ここも同じように「ユーザー」「パッケージ」「コアー」の優先順位があり、

/themes/テーマハンドル/

/packages/パッケージハンドル/themes/テーマハンドル/

/concrete/themes/テーマハンドル/

の優先順位でファイルを探し、実行します。

 

「tools」

toolsディレクトリーは、特別なPHPプログラムを格納する時に使われます。

ここに格納されるプログラムは、ユーザーの権限や concrete5 のMVCを完全に無視し、とにかくconcrete5 システムと連動し、データベースへのアクセス権もあります。

concrete5 のポップアップメニュー関連のプログラムを格納するのに使われています。

同じように「ユーザー」「パッケージ」「コア」の優先順位があります。

 

「updates」

自動アップグレードが、最新のコアーファイルを保存する場所です。concrete5サーバーからZIPをダウンロードし /files/tmp フォルダーに一時保存し、「concrete5.x.x.ja」フォルダを作成し、展開されたコアファイルが保存されます。

自動アップグレード後、/config/site.php に 「DIRNAME_APP_UPDATED」という定数が追加され、最新バージョンが保存された/updates/以下のフォルダ名が格納されます。

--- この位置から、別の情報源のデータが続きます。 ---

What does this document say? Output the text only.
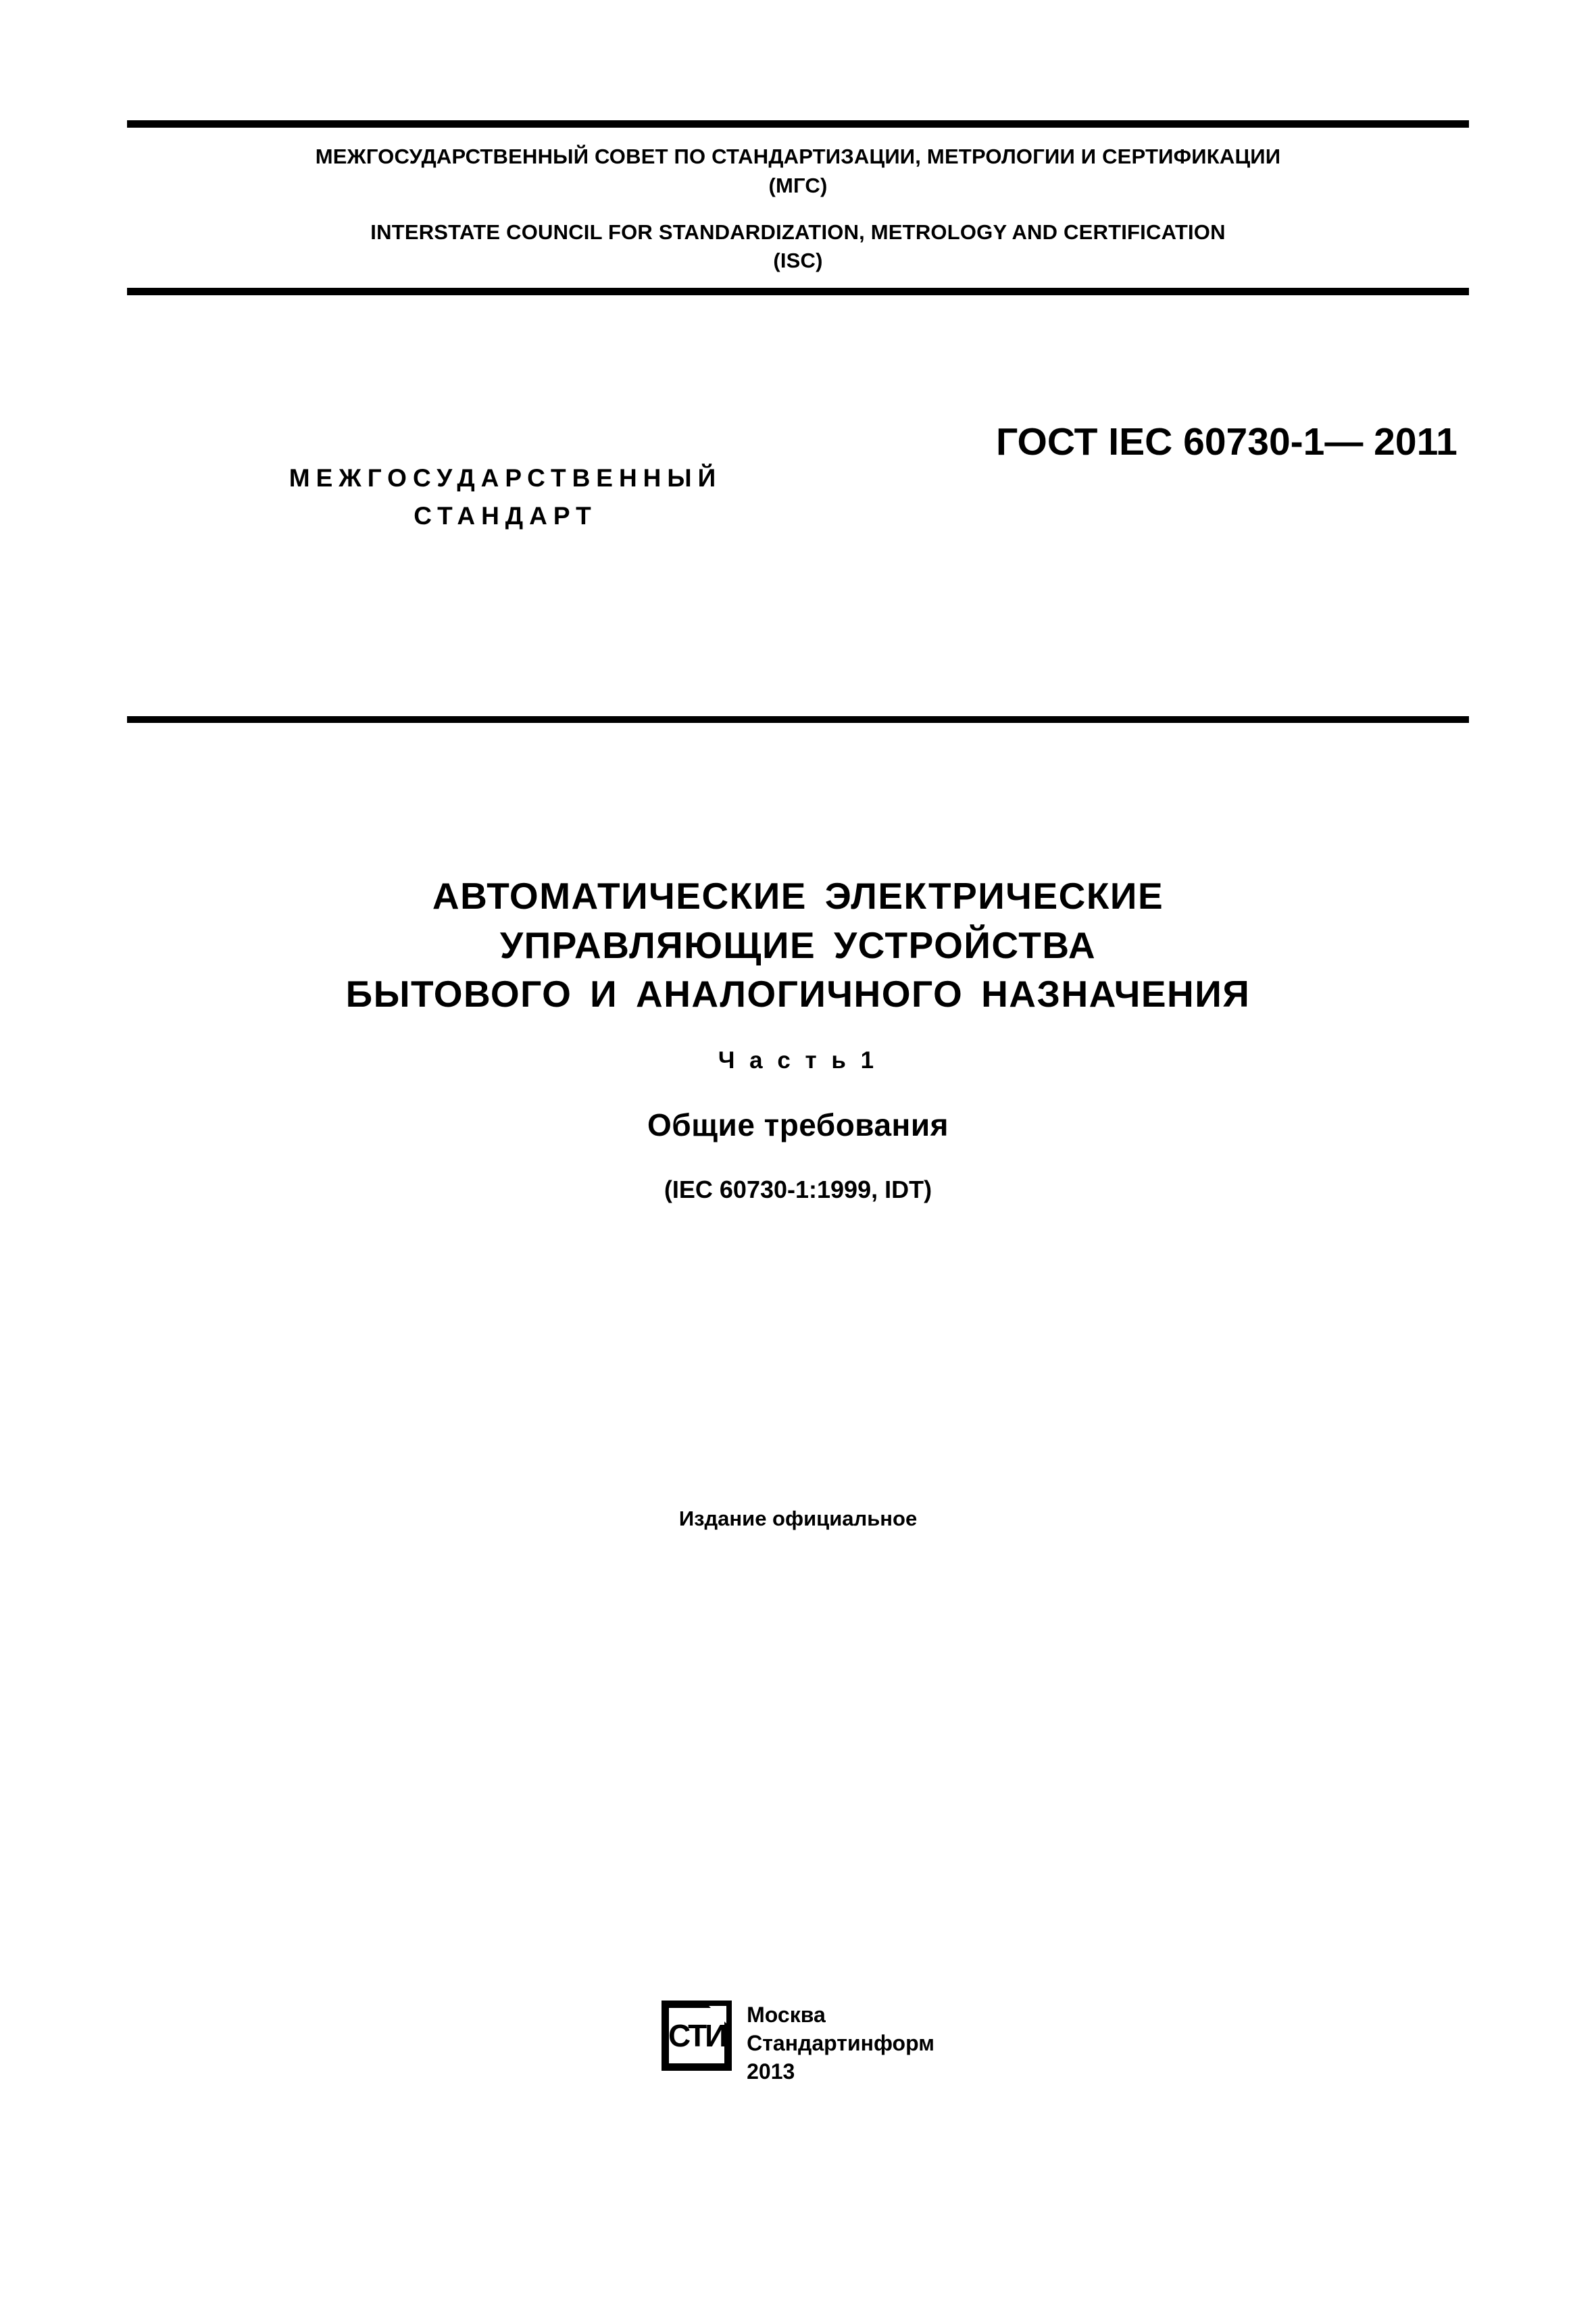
МЕЖГОСУДАРСТВЕННЫЙ СОВЕТ ПО СТАНДАРТИЗАЦИИ, МЕТРОЛОГИИ И СЕРТИФИКАЦИИ

(МГС)

INTERSTATE COUNCIL FOR STANDARDIZATION, METROLOGY AND CERTIFICATION

(ISC)

МЕЖГОСУДАРСТВЕННЫЙ
СТАНДАРТ
ГОСТ IEC 60730-1— 2011
АВТОМАТИЧЕСКИЕ ЭЛЕКТРИЧЕСКИЕ
УПРАВЛЯЮЩИЕ УСТРОЙСТВА
БЫТОВОГО И АНАЛОГИЧНОГО НАЗНАЧЕНИЯ
Ч а с т ь 1
Общие требования
(IEC 60730-1:1999, IDT)
Издание официальное
СТИ
Москва
Стандартинформ
2013
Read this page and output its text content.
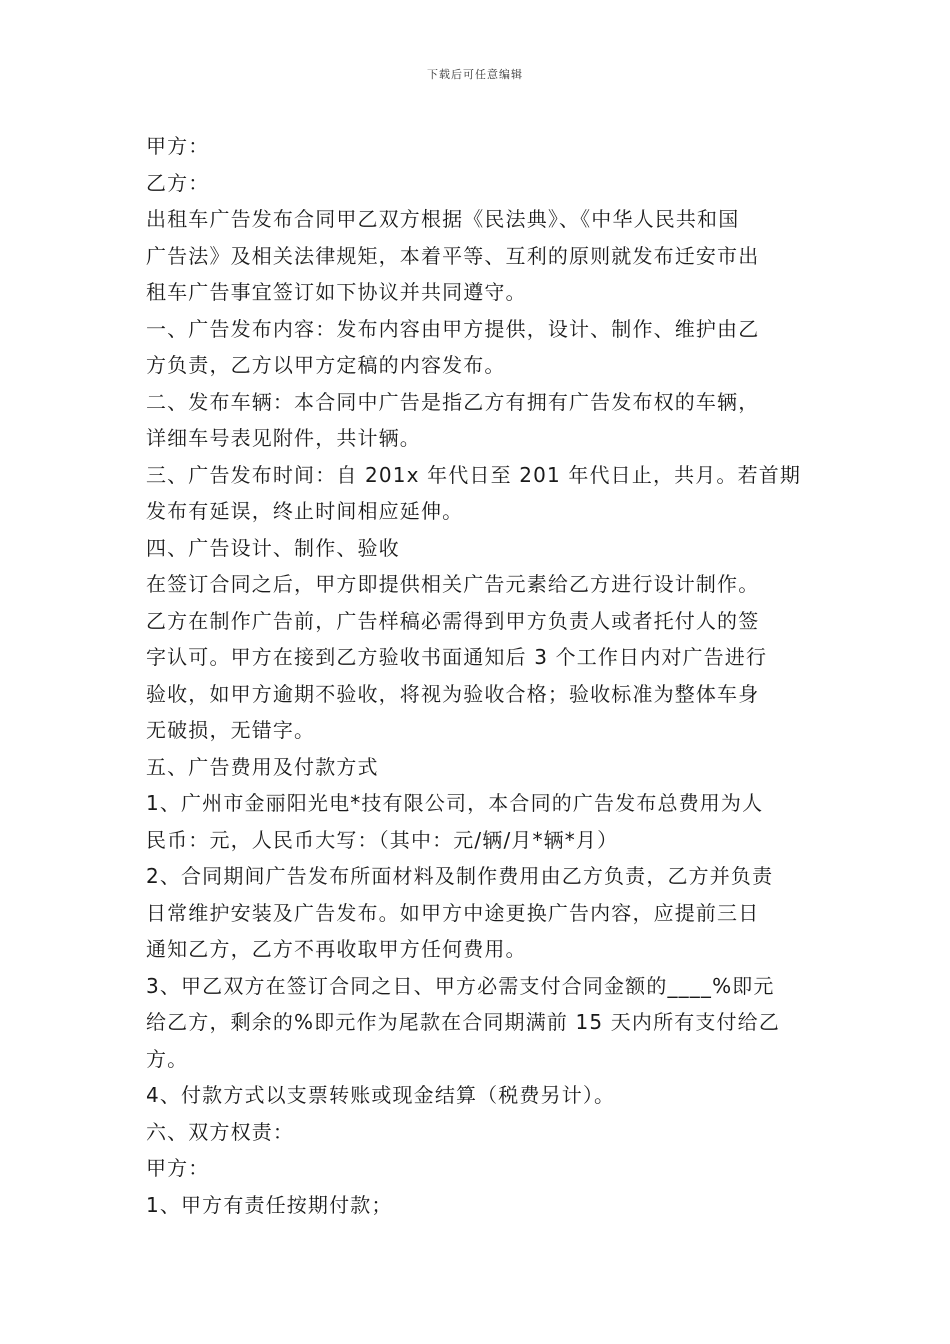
下载后可任意编辑
甲方：
乙方：
出租车广告发布合同甲乙双方根据《民法典》、《中华人民共和国
广告法》及相关法律规矩，本着平等、互利的原则就发布迁安市出
租车广告事宜签订如下协议并共同遵守。
一、广告发布内容：发布内容由甲方提供，设计、制作、维护由乙
方负责，乙方以甲方定稿的内容发布。
二、发布车辆：本合同中广告是指乙方有拥有广告发布权的车辆，
详细车号表见附件，共计辆。
三、广告发布时间：自 201x 年代日至 201 年代日止，共月。若首期
发布有延误，终止时间相应延伸。
四、广告设计、制作、验收
在签订合同之后，甲方即提供相关广告元素给乙方进行设计制作。
乙方在制作广告前，广告样稿必需得到甲方负责人或者托付人的签
字认可。甲方在接到乙方验收书面通知后 3 个工作日内对广告进行
验收，如甲方逾期不验收，将视为验收合格；验收标准为整体车身
无破损，无错字。
五、广告费用及付款方式
1、广州市金丽阳光电*技有限公司，本合同的广告发布总费用为人
民币：元，人民币大写：（其中：元/辆/月*辆*月）
2、合同期间广告发布所面材料及制作费用由乙方负责，乙方并负责
日常维护安装及广告发布。如甲方中途更换广告内容，应提前三日
通知乙方，乙方不再收取甲方任何费用。
3、甲乙双方在签订合同之日、甲方必需支付合同金额的____%即元
给乙方，剩余的%即元作为尾款在合同期满前 15 天内所有支付给乙
方。
4、付款方式以支票转账或现金结算（税费另计）。
六、双方权责：
甲方：
1、甲方有责任按期付款；
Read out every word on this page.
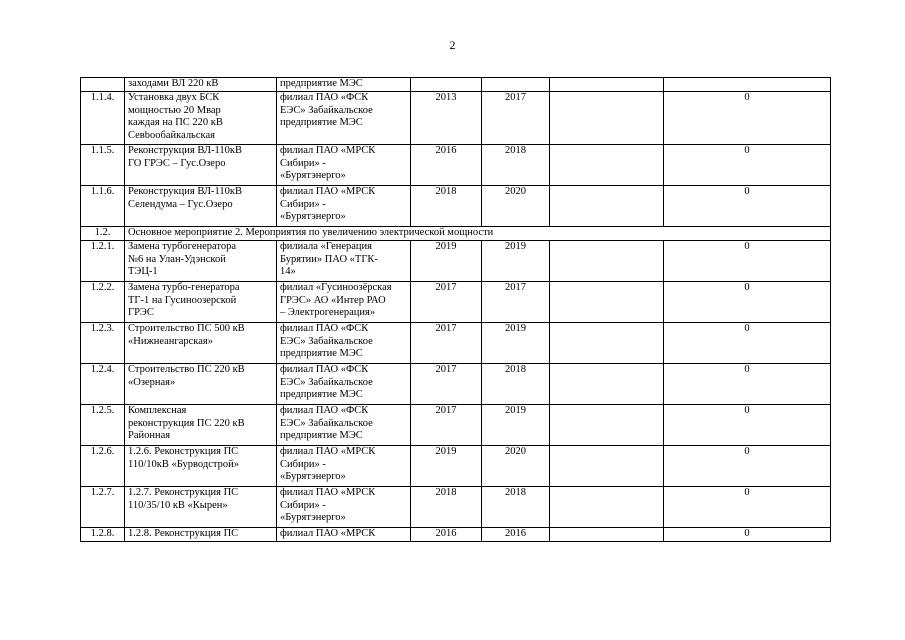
2
	заходами ВЛ 220 кВ	предприятие МЭС				
1.1.4.	Установка двух БСК
мощностью 20 Мвар
каждая на ПС 220 кВ
Севbooбайкальская	филиал ПАО «ФСК
ЕЭС» Забайкальское
предприятие МЭС	2013	2017		0
1.1.5.	Реконструкция ВЛ-110кВ
ГО ГРЭС – Гус.Озеро	филиал ПАО «МРСК
Сибири» -
«Бурятэнерго»	2016	2018		0
1.1.6.	Реконструкция ВЛ-110кВ
Селендума – Гус.Озеро	филиал ПАО «МРСК
Сибири» -
«Бурятэнерго»	2018	2020		0
1.2.	Основное мероприятие 2. Мероприятия по увеличению электрической мощности					
1.2.1.	Замена турбогенератора
№6 на Улан-Удэнской
ТЭЦ-1	филиала «Генерация
Бурятии» ПАО «ТГК-
14»	2019	2019		0
1.2.2.	Замена турбо-генератора
ТГ-1 на Гусиноозерской
ГРЭС	филиал «Гусиноозёрская
ГРЭС» АО «Интер РАО
– Электрогенерация»	2017	2017		0
1.2.3.	Строительство ПС 500 кВ
«Нижнеангарская»	филиал ПАО «ФСК
ЕЭС» Забайкальское
предприятие МЭС	2017	2019		0
1.2.4.	Строительство ПС 220 кВ
«Озерная»	филиал ПАО «ФСК
ЕЭС» Забайкальское
предприятие МЭС	2017	2018		0
1.2.5.	Комплексная
реконструкция ПС 220 кВ
Районная	филиал ПАО «ФСК
ЕЭС» Забайкальское
предприятие МЭС	2017	2019		0
1.2.6.	1.2.6. Реконструкция ПС
110/10кВ «Бурводстрой»	филиал ПАО «МРСК
Сибири» -
«Бурятэнерго»	2019	2020		0
1.2.7.	1.2.7. Реконструкция ПС
110/35/10 кВ «Кырен»	филиал ПАО «МРСК
Сибири» -
«Бурятэнерго»	2018	2018		0
1.2.8.	1.2.8. Реконструкция ПС	филиал ПАО «МРСК	2016	2016		0
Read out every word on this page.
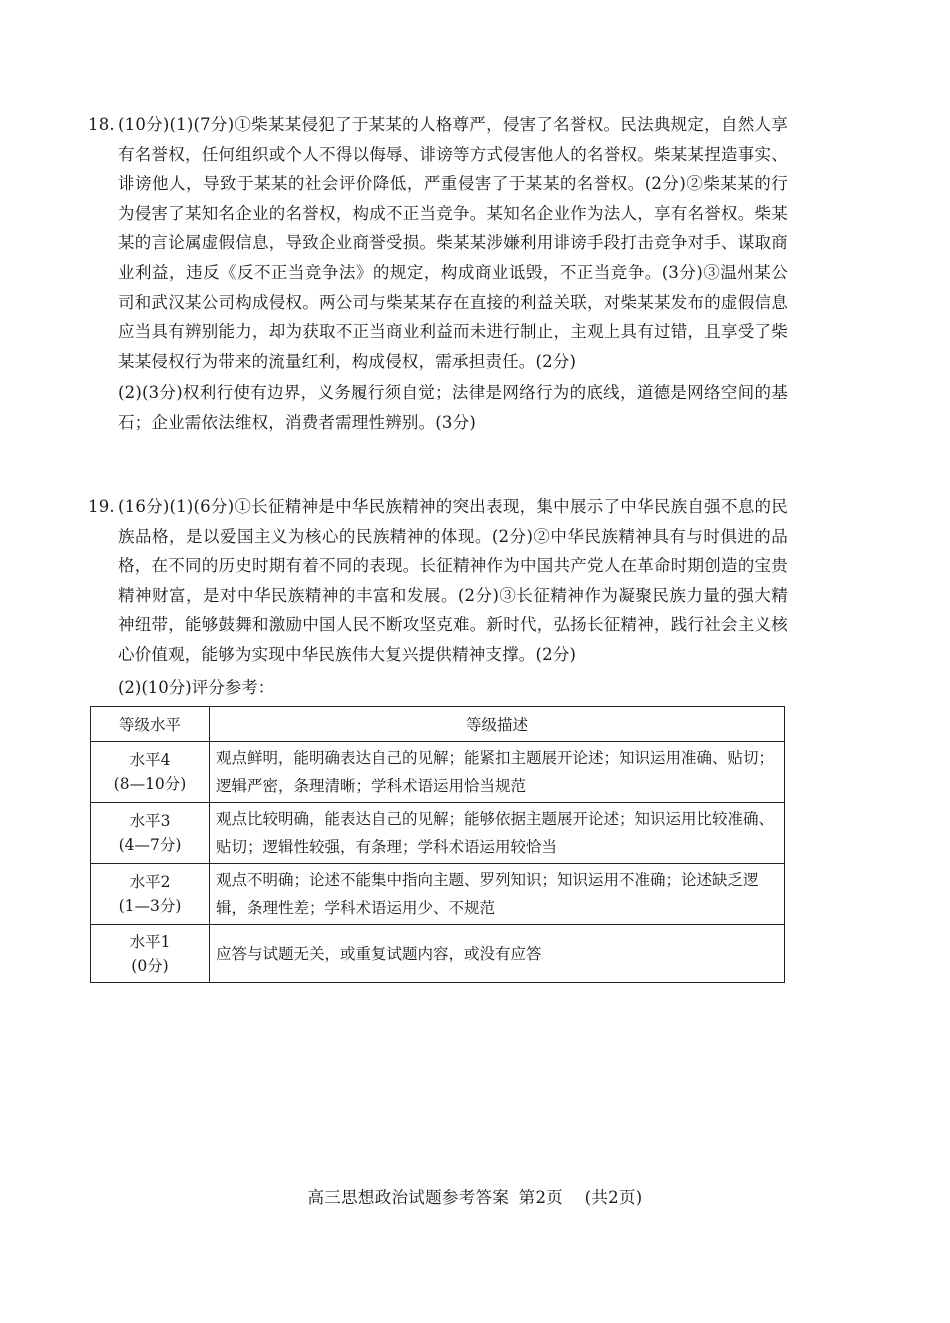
18. (10分)(1)(7分)①柴某某侵犯了于某某的人格尊严，侵害了名誉权。民法典规定，自然人享有名誉权，任何组织或个人不得以侮辱、诽谤等方式侵害他人的名誉权。柴某某捏造事实、诽谤他人，导致于某某的社会评价降低，严重侵害了于某某的名誉权。(2分)②柴某某的行为侵害了某知名企业的名誉权，构成不正当竞争。某知名企业作为法人，享有名誉权。柴某某的言论属虚假信息，导致企业商誉受损。柴某某涉嫌利用诽谤手段打击竞争对手、谋取商业利益，违反《反不正当竞争法》的规定，构成商业诋毁，不正当竞争。(3分)③温州某公司和武汉某公司构成侵权。两公司与柴某某存在直接的利益关联，对柴某某发布的虚假信息应当具有辨别能力，却为获取不正当商业利益而未进行制止，主观上具有过错，且享受了柴某某侵权行为带来的流量红利，构成侵权，需承担责任。(2分)
(2)(3分)权利行使有边界，义务履行须自觉；法律是网络行为的底线，道德是网络空间的基石；企业需依法维权，消费者需理性辨别。(3分)
19. (16分)(1)(6分)①长征精神是中华民族精神的突出表现，集中展示了中华民族自强不息的民族品格，是以爱国主义为核心的民族精神的体现。(2分)②中华民族精神具有与时俱进的品格，在不同的历史时期有着不同的表现。长征精神作为中国共产党人在革命时期创造的宝贵精神财富，是对中华民族精神的丰富和发展。(2分)③长征精神作为凝聚民族力量的强大精神纽带，能够鼓舞和激励中国人民不断攻坚克难。新时代，弘扬长征精神，践行社会主义核心价值观，能够为实现中华民族伟大复兴提供精神支撑。(2分)
(2)(10分)评分参考：
等级水平	等级描述

水平4
(8—10分)	观点鲜明，能明确表达自己的见解；能紧扣主题展开论述；知识运用准确、贴切；逻辑严密，条理清晰；学科术语运用恰当规范

水平3
(4—7分)	观点比较明确，能表达自己的见解；能够依据主题展开论述；知识运用比较准确、贴切；逻辑性较强，有条理；学科术语运用较恰当

水平2
(1—3分)	观点不明确；论述不能集中指向主题、罗列知识；知识运用不准确；论述缺乏逻辑，条理性差；学科术语运用少、不规范

水平1
(0分)	应答与试题无关，或重复试题内容，或没有应答
高三思想政治试题参考答案 第2页 (共2页)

この機能を利用することにより、自動アップグレードで何らかの問題が発生したとしても、MySQLのDBを元に戻し、 /config/site.php より「DIRNAME_APP_UPDATED」の行を削除、もしくは以前のバージョン変更することにより、最小限のタイムロスで前バージョンを復活させることが出来ます。

 

 

concrete5 コア部分のみに存在するファイル・フォルダー

dispatcher.php

concrete5 が一番最初に処理するスクリプトで、ここを基本に各プログラムに分散処理されて行きます。

 

「flash」

ファイルのアップローダーや、プロフィール画像の編集用フラッシュファイルが格納されています。

 

「images」

concrete5 のシステムが使用する画像ファイルが格納されています。

 

「startup」

dispatcher.php の補助的要素を持つプログラムが格納されたフォルダーです。